Petraeus, speaking on Tuesday at a senate hearing on his nomination to replace his sacked predecessor General Stanley McChrystal, said foreign troops in Afghanistan were fighting an "industrial-strength insurgency".

"My sense is that the tough fighting will continue; indeed it may get more intense in the next few months," he said.

The latest death was announced on Wednesday by NATO's International Security Assistance Force (ISAF), which said a soldier had died in an attack in eastern Afghanistan.

While it gave no details of the circumstances, nor the nationality of the soldier, a major anti-Taliban operation is under way in the eastern province of Kunar involving hundreds of NATO and Afghan troops.

Just two months ago, in April, the number of foreign soldiers who died in the country was 20, according to an AFP tally based on that kept by the independent icasualties.org website.

The previous deadliest month the allied force suffered in its efforts to quell the Taliban insurgency was August last year, when 77 soldiers lost their lives.

In total 322 foreign soldiers have died so far this year, compared with a toll for all 2009 of 520.

Afghanistan is in the grip of an Islamist insurgency that has gained strength every year since the Taliban regrouped a few months after their brutal regime was overthrown by a US-led invasion in retaliation for the September 11 attacks.

The Taliban authorities had harboured Al-Qaeda, giving the organisation led by Osama bin Laden a safe haven, from where they planned the devastating 2001 attacks on the US that killed more than 3,000 people.

Western leaders and military commanders say that only by meeting the Taliban on the battlefield in Afghanistan can they safeguard their own people from further attacks.

But they concede the escalating death toll of foreign soldiers -- most of them American -- is attributable in part to intensified military operations against the Taliban in their southern strongholds.

"It's a tough time we're in," said German army General Josef Blotz, a spokesman for ISAF.

"We are in the arena, there's no way out now, we have to stay on, we have to fight this campaign," he told reporters this week.

The US and NATO have 140,000 troops in Afghanistan, set to peak at 150,000 by August, completing the "surge" ordered up by US President Barack Obama as part of a counter-insurgency strategy to speed the end of the war.

About 15,000 US, NATO and Afghan troops earlier this year went to Marjah, a poppy-producing region of southern Helmand province, long under the control of the Taliban.

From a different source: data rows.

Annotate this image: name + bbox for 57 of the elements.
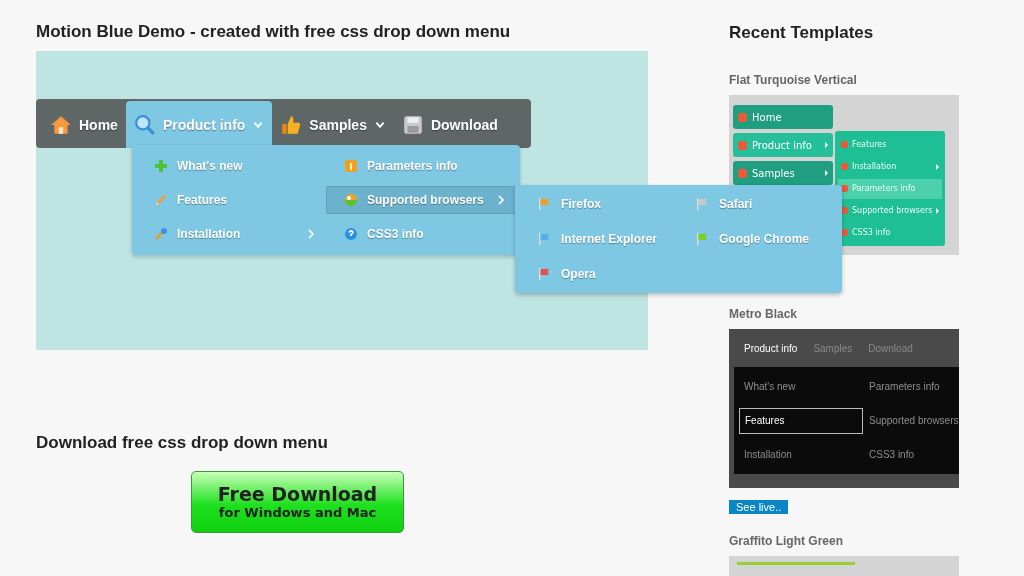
pencil-icon — [154, 193, 168, 207]
page-title: Motion Blue Demo - created with free css drop down menu — [36, 22, 512, 42]
download-heading: Download free css drop down menu — [36, 433, 329, 453]
flag-icon — [537, 267, 551, 281]
wrench-icon — [154, 227, 168, 241]
menu-item[interactable]: Installation — [739, 441, 863, 468]
menu-icon — [841, 229, 848, 236]
dropdown-item[interactable]: CSS3 info — [326, 220, 516, 248]
submenu-item[interactable]: Internet Explorer — [537, 221, 695, 257]
menu-item[interactable]: What's new — [739, 373, 863, 400]
tab[interactable]: Product info — [744, 343, 798, 367]
flag-icon — [695, 232, 709, 246]
see-live-button[interactable]: See live.. — [729, 500, 789, 514]
submenu-item[interactable]: Installation — [838, 156, 942, 177]
menu-item[interactable]: Product info — [733, 133, 833, 157]
bar-chart-icon — [344, 159, 358, 173]
dropdown-item[interactable]: What's new — [136, 152, 326, 180]
menu-item[interactable]: Samples — [733, 161, 833, 185]
flag-icon — [537, 197, 551, 211]
dropdown-item[interactable]: Parameters info — [326, 152, 516, 180]
menu-item[interactable]: Product info — [125, 101, 273, 148]
menu-item[interactable]: Parameters info — [869, 373, 964, 400]
ball-icon — [344, 193, 358, 207]
submenu-item[interactable]: Features — [838, 134, 942, 155]
menu-item[interactable]: Home — [733, 105, 833, 129]
menu-icon — [841, 141, 848, 148]
menu-icon — [841, 207, 848, 214]
plus-icon — [154, 159, 168, 173]
flag-icon — [695, 197, 709, 211]
template-name: Graffito Light Green — [729, 534, 844, 548]
menu-item[interactable]: Samples — [272, 101, 394, 148]
thumbs-up-icon — [280, 113, 303, 136]
menu-item[interactable]: Supported browsers — [869, 407, 964, 434]
menu-icon — [841, 185, 848, 192]
help-icon — [344, 227, 358, 241]
tab[interactable]: Samples — [813, 343, 853, 367]
dropdown-item[interactable]: Features — [136, 186, 326, 214]
download-button[interactable]: Free Download for Windows and Mac — [191, 471, 404, 533]
sidebar-heading: Recent Templates — [729, 23, 875, 43]
menu-item[interactable]: Features — [739, 407, 863, 434]
menu-icon — [738, 168, 747, 178]
template-name: Metro Black — [729, 307, 799, 321]
tab[interactable]: Download — [868, 343, 913, 367]
submenu-item[interactable]: Opera — [537, 256, 695, 292]
menu-icon — [738, 112, 747, 122]
menu-item[interactable]: CSS3 info — [869, 441, 964, 468]
submenu-item[interactable]: Firefox — [537, 186, 695, 222]
search-icon — [133, 113, 156, 136]
menu-icon — [841, 163, 848, 170]
dropdown-item[interactable]: Supported browsers — [326, 186, 516, 214]
dropdown-item[interactable]: Installation — [136, 220, 326, 248]
menu-item[interactable]: Home — [42, 101, 126, 148]
template-name: Flat Turquoise Vertical — [729, 73, 858, 87]
menu-item[interactable]: Download — [393, 101, 506, 148]
menu-icon — [738, 140, 747, 150]
flag-icon — [537, 232, 551, 246]
submenu-item[interactable]: Parameters info — [838, 178, 942, 199]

The massive operation aimed to flush out Taliban insurgents in what commanders said was the biggest military push against the rebels since 2001. Governance was set to follow in the immediate wake of military success.

But fighting continues more than four months later, and an even bigger strike against the Taliban in neighbouring Kandahar province, the Islamists' heartland -- has been postponed.

Nevertheless, most of the newly-deployed troops -- including the 30,000 "surgers" -- are heading to Kandahar and Helmand, and battles are growing in number and intensity.

This in turn is drawing insurgents -- including fighters from Pakistan and other countries in the region -- into those areas, leading to a commensurate leap in casualties.

"With the build-up of these new reinforcements we were able to confront the insurgency and Taliban in areas where they have not been challenged for years," Blotz said.

"And that's the reason that we see some more violence in these days and weeks and unfortunately this also leads to a higher casualty rate."

Petraeus, due to arrive in Kabul at the weekend, tried to reassure the anxious Congressional hearing that the troops he will soon be commanding are making headway.

"The coalition force "has achieved progress in several locations" this year, he said.

But he warned them to brace for a "tough fight" ahead.